A good way to examine and explore YouTube is by looking at the Internet’s influential technological and cultural impact on our shared history. However, as YouTube is a very young technology and cultural influencer, a comprehensive examination presents a significant challenge. For example, film and television technologies and techniques are almost 175 years old when combined. YouTube will be 11 years old in 2016. Fortunately, much of YouTube’s content is prerecorded video from news and journalistic sources, and that content (e.g., important political events, elections, concerts, newscasts and wars—widely covered world events that were cataloged and recorded using photographic still and moving images from film and television) is historically relevant.

One particularly influential event—the Vietnam War—which everyone agrees is historically important, can easily be traced by watching YouTube’s compilation reels, archived network news broadcasts from during the Vietnam War on YouTube and pictures of what people were saying about the war during the time of the war. A study of the Vietnam War, through the YouTube lens, also gives us the benefit of seeing what was actually communicated to people during that time, rather than our collective memory of it, and the journalistic practices used in reporting the Vietnam War. Also, YouTube allows us to compare how journalists reported subsequent wars, such as the Persian Gulf and Iraq wars, with YouTubers’ written and video comments and responses. YouTube shapes and bridges our cultural memory and feelings about war across time. In effect, YouTube is the cultural “mirror” and “window” for the Vietnam, Persian Gulf and Iraq wars, presented in words, pictures and music. Viewers who watched the television news in the late 1960s—live—were shown poignant and sometimes shocking images of the war leading to a description of the Vietnam War as the first “filmed war” and “living room war.” Many of those original broadcast television viewers are now YouTubers who post their personal views and upload videos about the Vietnam War.

The United States is a country that loves drama. Magazine covers, television broadcasts, and YouTube channels reflect the emphasis on the dramatic elements in everyday life. Television drama is improving, as well as audience expectations. The Academy of Arts and Sciences, home of the Emmy, states that episodic television has improved because more Hollywood writers are drawn to high-quality cable television storytelling and exert more creative control over their work. “The best TV series—both within an episode and throughout a season—are all about story. The more a film or TV show is based on well-told story, as opposed to visual spectacle and detail, the more its authorship is based on the writer, not the director” (Truby, 2013, p. 37). Television news has often sought dramatic content, with CBS creating the “60 Minutes” long-form news show and similar copycat programs on other networks. For example, shows such as ABC News 20/20 set aside 6 to 8 minutes of its programming schedule for O. J. Simpson updates in the mid-1990s. Like other people, reporters share this thirst for excitement. Broadcast news television reporters crave information and stories that provide good dramatic elements, which can be tightly constructed and woven into printed and televised communication formats. As Pierre Bourdieu as pointed out, these elements in television create a reality effect:

They [journalists] show things and make people believe what they show . . . the simple report, the very fact of reporting, of putting on record as a reporter, always implies a social construction of reality that can mobilize (or demobilize) individuals or groups. (Bourdieu, 1998, p. 21)

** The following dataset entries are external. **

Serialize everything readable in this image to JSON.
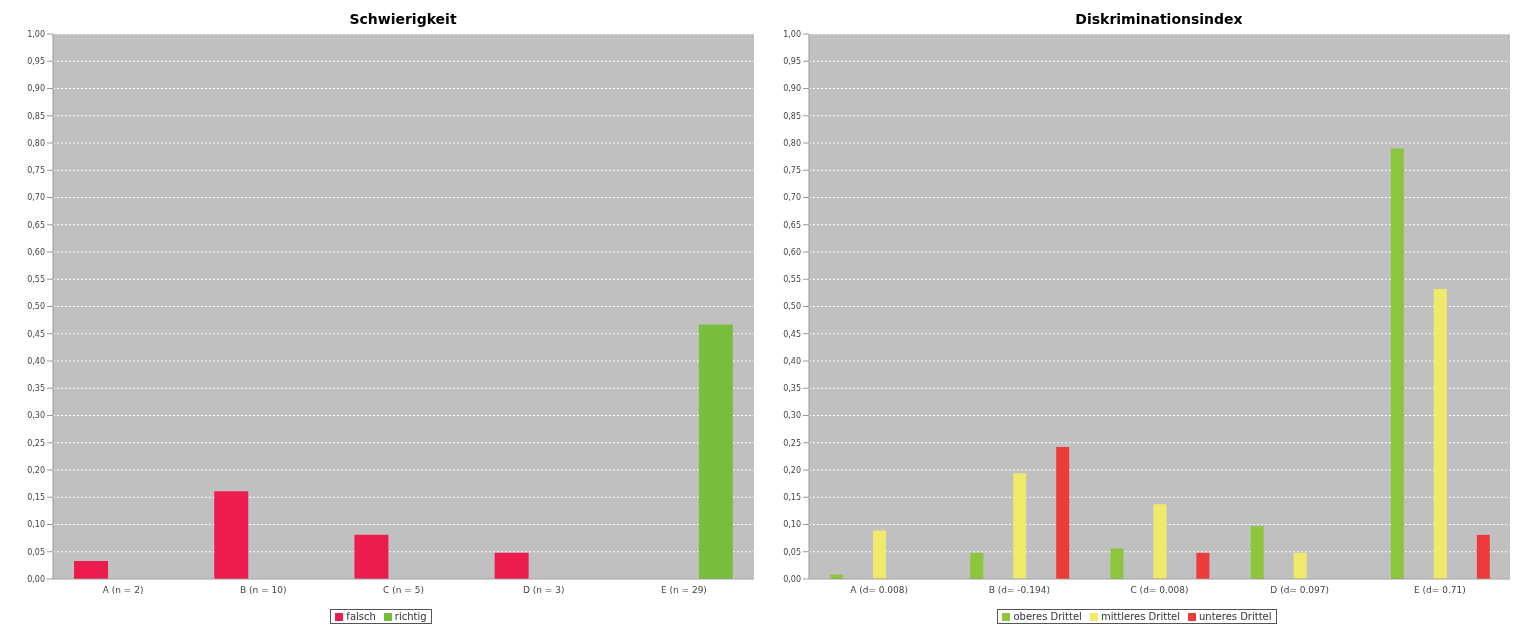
{
  "chart_data": [
    {
      "type": "bar",
      "title": "Schwierigkeit",
      "categories": [
        "A (n = 2)",
        "B (n = 10)",
        "C (n = 5)",
        "D (n = 3)",
        "E (n = 29)"
      ],
      "series": [
        {
          "name": "falsch",
          "color": "#ec1c4e",
          "values": [
            0.033,
            0.161,
            0.081,
            0.048,
            null
          ]
        },
        {
          "name": "richtig",
          "color": "#78be3c",
          "values": [
            null,
            null,
            null,
            null,
            0.467
          ]
        }
      ],
      "ylim": [
        0,
        1
      ],
      "yticks": [
        {
          "value": 0,
          "label": "0,00"
        },
        {
          "value": 0.05,
          "label": "0,05"
        },
        {
          "value": 0.1,
          "label": "0,10"
        },
        {
          "value": 0.15,
          "label": "0,15"
        },
        {
          "value": 0.2,
          "label": "0,20"
        },
        {
          "value": 0.25,
          "label": "0,25"
        },
        {
          "value": 0.3,
          "label": "0,30"
        },
        {
          "value": 0.35,
          "label": "0,35"
        },
        {
          "value": 0.4,
          "label": "0,40"
        },
        {
          "value": 0.45,
          "label": "0,45"
        },
        {
          "value": 0.5,
          "label": "0,50"
        },
        {
          "value": 0.55,
          "label": "0,55"
        },
        {
          "value": 0.6,
          "label": "0,60"
        },
        {
          "value": 0.65,
          "label": "0,65"
        },
        {
          "value": 0.7,
          "label": "0,70"
        },
        {
          "value": 0.75,
          "label": "0,75"
        },
        {
          "value": 0.8,
          "label": "0,80"
        },
        {
          "value": 0.85,
          "label": "0,85"
        },
        {
          "value": 0.9,
          "label": "0,90"
        },
        {
          "value": 0.95,
          "label": "0,95"
        },
        {
          "value": 1,
          "label": "1,00"
        }
      ],
      "grid": "y",
      "legend": "bottom"
    },
    {
      "type": "bar",
      "title": "Diskriminationsindex",
      "categories": [
        "A (d= 0.008)",
        "B (d= -0.194)",
        "C (d= 0.008)",
        "D (d= 0.097)",
        "E (d= 0.71)"
      ],
      "series": [
        {
          "name": "oberes Drittel",
          "color": "#8cc63c",
          "values": [
            0.008,
            0.048,
            0.056,
            0.097,
            0.79
          ]
        },
        {
          "name": "mittleres Drittel",
          "color": "#f0ea6a",
          "values": [
            0.089,
            0.194,
            0.137,
            0.048,
            0.532
          ]
        },
        {
          "name": "unteres Drittel",
          "color": "#ee3a3a",
          "values": [
            null,
            0.242,
            0.048,
            null,
            0.081
          ]
        }
      ],
      "ylim": [
        0,
        1
      ],
      "yticks": [
        {
          "value": 0,
          "label": "0,00"
        },
        {
          "value": 0.05,
          "label": "0,05"
        },
        {
          "value": 0.1,
          "label": "0,10"
        },
        {
          "value": 0.15,
          "label": "0,15"
        },
        {
          "value": 0.2,
          "label": "0,20"
        },
        {
          "value": 0.25,
          "label": "0,25"
        },
        {
          "value": 0.3,
          "label": "0,30"
        },
        {
          "value": 0.35,
          "label": "0,35"
        },
        {
          "value": 0.4,
          "label": "0,40"
        },
        {
          "value": 0.45,
          "label": "0,45"
        },
        {
          "value": 0.5,
          "label": "0,50"
        },
        {
          "value": 0.55,
          "label": "0,55"
        },
        {
          "value": 0.6,
          "label": "0,60"
        },
        {
          "value": 0.65,
          "label": "0,65"
        },
        {
          "value": 0.7,
          "label": "0,70"
        },
        {
          "value": 0.75,
          "label": "0,75"
        },
        {
          "value": 0.8,
          "label": "0,80"
        },
        {
          "value": 0.85,
          "label": "0,85"
        },
        {
          "value": 0.9,
          "label": "0,90"
        },
        {
          "value": 0.95,
          "label": "0,95"
        },
        {
          "value": 1,
          "label": "1,00"
        }
      ],
      "grid": "y",
      "legend": "bottom"
    }
  ]
}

Recent YouTube examples of citizen storytelling include the Arab Spring uprisings broadcast on YouTube (YouTube, 2012), Netflix’s success with America’s first Emmy-award winning streaming show House of Cards, or the fairly recent spate of school shootings in which the killer created his (all of them were males) own warning and/or suicide “selfie” video uploaded to video sharing sites and repurposed on the local and national nightly news.